At some time in every young redhead’s life, there comes a turning point. It is that point when the beautiful porcelain-skinned infant becomes a freckly, frizzy-headed youth. While scientists seem concerned that less than 2 percent of the world’s population has naturally red hair, young bullies don’t quite share the concern. For school children, a redheaded classmate is often a target for ridicule and torment. I was called Strawberry Shortcake, Rosy, Big Red, Fire Crotch, Pippi, and Annie. Hispanic coworkers referred to me as Roja. In the U.K., redheads are referred to as Gingers. In Australia, redheads are referred to as Blueys (mostly in regards to male redheads). In a world that seems so discriminate of dark skin, I receive my fair share of anguish for being so fair you could easily trace my veins through my skin.
The tween and teen years were the toughest.
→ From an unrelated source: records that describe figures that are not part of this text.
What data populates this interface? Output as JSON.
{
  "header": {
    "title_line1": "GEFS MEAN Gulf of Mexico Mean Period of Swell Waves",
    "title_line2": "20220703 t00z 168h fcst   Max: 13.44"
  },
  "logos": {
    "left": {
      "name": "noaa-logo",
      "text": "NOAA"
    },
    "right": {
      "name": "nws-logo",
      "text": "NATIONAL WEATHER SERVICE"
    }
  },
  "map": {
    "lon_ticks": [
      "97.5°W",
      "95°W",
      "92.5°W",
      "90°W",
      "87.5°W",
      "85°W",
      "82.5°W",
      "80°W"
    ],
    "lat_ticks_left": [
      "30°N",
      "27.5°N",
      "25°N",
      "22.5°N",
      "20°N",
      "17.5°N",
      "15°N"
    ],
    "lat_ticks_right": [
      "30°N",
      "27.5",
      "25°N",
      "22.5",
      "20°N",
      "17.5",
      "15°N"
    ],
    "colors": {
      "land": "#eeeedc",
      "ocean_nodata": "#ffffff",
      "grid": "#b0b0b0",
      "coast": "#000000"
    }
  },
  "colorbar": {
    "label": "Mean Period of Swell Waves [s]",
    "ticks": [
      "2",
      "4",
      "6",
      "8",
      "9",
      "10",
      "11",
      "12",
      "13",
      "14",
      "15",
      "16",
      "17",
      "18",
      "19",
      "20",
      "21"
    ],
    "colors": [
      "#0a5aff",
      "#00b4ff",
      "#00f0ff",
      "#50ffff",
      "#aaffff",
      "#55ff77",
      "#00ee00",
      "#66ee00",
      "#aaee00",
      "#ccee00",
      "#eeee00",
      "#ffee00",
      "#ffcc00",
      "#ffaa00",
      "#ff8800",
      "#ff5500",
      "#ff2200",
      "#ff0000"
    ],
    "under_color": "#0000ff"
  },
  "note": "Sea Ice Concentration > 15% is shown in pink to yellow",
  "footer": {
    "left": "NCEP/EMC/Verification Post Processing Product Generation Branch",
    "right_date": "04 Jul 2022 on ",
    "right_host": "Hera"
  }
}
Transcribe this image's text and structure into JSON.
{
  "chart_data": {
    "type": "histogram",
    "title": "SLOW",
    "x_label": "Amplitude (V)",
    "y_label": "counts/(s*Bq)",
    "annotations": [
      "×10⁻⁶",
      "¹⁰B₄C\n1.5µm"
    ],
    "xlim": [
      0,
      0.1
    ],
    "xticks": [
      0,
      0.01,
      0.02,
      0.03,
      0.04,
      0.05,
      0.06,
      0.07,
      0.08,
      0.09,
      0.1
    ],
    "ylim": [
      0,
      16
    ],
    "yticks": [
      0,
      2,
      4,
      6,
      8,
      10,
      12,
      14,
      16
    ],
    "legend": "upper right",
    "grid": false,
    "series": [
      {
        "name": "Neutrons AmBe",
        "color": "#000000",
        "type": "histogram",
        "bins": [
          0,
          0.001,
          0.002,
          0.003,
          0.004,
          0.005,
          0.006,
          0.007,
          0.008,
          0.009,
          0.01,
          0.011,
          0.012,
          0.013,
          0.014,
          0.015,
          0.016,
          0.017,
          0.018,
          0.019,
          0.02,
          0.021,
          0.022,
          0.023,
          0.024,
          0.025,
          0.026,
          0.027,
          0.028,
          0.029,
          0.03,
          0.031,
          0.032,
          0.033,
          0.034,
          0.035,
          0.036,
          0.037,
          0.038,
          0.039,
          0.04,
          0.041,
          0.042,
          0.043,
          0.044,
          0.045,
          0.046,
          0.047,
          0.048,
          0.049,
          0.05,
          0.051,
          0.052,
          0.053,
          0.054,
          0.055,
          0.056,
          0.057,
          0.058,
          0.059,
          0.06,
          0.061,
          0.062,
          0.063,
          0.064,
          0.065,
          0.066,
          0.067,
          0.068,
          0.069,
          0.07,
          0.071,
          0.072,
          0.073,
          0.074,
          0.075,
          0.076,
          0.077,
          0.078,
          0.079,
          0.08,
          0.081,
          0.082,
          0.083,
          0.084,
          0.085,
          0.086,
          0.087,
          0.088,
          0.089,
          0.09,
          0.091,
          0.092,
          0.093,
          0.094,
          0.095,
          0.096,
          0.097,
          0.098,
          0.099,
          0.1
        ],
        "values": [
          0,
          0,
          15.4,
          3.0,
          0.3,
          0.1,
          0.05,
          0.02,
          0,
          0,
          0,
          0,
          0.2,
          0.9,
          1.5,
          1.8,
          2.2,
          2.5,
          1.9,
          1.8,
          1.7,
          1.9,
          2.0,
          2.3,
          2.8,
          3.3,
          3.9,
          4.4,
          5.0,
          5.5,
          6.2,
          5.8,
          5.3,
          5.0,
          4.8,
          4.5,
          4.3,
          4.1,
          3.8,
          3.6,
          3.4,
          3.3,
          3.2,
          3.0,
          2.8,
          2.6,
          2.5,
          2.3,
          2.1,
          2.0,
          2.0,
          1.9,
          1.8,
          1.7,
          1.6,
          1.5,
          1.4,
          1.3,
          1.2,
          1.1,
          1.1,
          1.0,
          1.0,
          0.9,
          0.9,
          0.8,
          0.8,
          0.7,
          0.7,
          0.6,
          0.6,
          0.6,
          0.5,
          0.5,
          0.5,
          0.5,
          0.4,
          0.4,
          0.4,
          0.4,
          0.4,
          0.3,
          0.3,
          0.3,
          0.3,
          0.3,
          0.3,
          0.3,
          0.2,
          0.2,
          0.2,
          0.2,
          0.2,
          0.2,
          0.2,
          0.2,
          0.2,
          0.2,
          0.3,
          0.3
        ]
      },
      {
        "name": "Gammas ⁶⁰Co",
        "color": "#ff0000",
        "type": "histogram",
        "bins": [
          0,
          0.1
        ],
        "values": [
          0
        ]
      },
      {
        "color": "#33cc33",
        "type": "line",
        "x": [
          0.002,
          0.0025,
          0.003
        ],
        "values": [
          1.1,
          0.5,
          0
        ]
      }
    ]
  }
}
The popular girls were tanned with glowing skin and silken hair. I was ghostly fair with coarse, extra thick hair. I tried to tan by slathering myself with Crisco or tanning oil and heading for our chaise lounge in the backyard. That just resulted in painful burns and more freckles. I spent so much of my young life not liking who I was. When I read the comments in my eighth grade yearbook and saw that a few male students had ridiculed me for my pale legs (“Don’t blind me with your whiteness in gym class next year”) it fueled the fire of self-contempt in me. Throw in a face full of zits and a mouth full of braces, and I spent a large part of my youth wishing I were anyone but me.